Pure context-free meanings-based translator would just pick a random word from the list, like "kauppammekinkohan" and translate it rightaway: "i wonder if our shops also might be ..".
Tangentially related, this pisses me off more than it should regarding the "AI" in phone keyboards. Under the hood they're barely anything better than Markov chains.
I'm almost sure autocompletion in Finnish (or Estonian or Hungarian) is borderline useless, as the chances to write a word that wasn't ever written before are quite high.
But even with more "sane" grammars these models barely work. When I write in Spanish, often there are verb forms that are missing that I have to type fully.
For example, in Spanish, all forms are on conjugation lists, but it can be tough to find a set of corpuses that covers all. I know that a 2016 Spanish Wikipedia dump I played with covered about 20% of all verb forms present in rae.es.
Then on all those forms (I'd say about 16-18 tense/mood/aspect forms are in common use) you have to take into account enclitic/affix pronouns, and the whole thing goes awry quick.
"Comámosnoslas" - If you search on Google, there are only 9 results[0], this post likely to become the 10th. But it's a completely normal word a Spanish speaker may use and will understand.
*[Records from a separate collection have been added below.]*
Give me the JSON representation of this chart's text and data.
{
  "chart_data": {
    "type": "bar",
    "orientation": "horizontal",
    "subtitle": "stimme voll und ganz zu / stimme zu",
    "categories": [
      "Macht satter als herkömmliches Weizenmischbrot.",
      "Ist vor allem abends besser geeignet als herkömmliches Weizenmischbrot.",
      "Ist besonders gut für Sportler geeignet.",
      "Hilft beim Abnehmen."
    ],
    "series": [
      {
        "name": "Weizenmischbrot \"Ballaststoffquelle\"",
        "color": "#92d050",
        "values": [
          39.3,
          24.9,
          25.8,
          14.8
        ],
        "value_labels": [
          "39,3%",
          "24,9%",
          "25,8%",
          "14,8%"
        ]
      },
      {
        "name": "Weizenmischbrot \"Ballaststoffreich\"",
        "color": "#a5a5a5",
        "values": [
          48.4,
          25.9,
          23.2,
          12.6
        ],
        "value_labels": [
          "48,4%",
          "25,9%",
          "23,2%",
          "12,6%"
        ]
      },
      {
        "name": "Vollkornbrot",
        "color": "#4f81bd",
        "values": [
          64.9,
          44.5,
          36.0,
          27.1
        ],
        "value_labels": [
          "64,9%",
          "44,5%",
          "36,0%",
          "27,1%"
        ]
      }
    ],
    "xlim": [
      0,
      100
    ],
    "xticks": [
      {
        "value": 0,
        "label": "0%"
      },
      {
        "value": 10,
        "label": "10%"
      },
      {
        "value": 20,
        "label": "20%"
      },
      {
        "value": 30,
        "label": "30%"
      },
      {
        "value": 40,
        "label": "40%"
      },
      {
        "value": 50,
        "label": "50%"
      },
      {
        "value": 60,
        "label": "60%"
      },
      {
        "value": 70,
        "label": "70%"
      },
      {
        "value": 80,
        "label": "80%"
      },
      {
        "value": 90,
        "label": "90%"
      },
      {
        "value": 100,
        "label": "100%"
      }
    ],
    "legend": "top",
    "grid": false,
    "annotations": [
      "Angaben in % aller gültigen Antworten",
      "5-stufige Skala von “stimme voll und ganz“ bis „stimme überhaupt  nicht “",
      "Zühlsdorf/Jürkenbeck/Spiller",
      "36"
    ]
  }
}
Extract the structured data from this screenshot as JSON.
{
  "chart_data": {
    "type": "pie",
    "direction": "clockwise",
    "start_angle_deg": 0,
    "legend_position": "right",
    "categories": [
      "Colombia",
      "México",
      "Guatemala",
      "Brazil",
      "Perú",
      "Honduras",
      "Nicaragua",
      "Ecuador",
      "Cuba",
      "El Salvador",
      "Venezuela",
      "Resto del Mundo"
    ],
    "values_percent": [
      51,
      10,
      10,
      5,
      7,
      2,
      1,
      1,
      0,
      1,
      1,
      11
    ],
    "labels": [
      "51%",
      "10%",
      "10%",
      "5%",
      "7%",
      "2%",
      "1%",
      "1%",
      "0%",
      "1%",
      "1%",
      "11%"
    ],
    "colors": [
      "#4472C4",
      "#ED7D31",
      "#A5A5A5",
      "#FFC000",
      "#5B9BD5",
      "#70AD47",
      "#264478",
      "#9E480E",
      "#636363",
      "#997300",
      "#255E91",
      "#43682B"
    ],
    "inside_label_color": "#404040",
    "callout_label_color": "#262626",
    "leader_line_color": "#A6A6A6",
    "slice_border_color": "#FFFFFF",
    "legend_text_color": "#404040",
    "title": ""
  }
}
comamos ("let us eat") nos (emphasis "for ourselves") las ("them", feminine). "Let's eat them!" but with emphasis lost in translation.
E.g. usage "Hay 3 pizzas, ¡comámosnoslas!" . This sentence, funnily, is properly translated by Google Translate into English, but it tries to correct it to "comamosnos las" which is absolutely broken Spanish.
> I'm almost sure autocompletion in Finnish (or Estonian or Hungarian) is borderline useless, as the chances to write a word that wasn't ever written before are quite high.
I agree with you in that regard, speaking Turkish.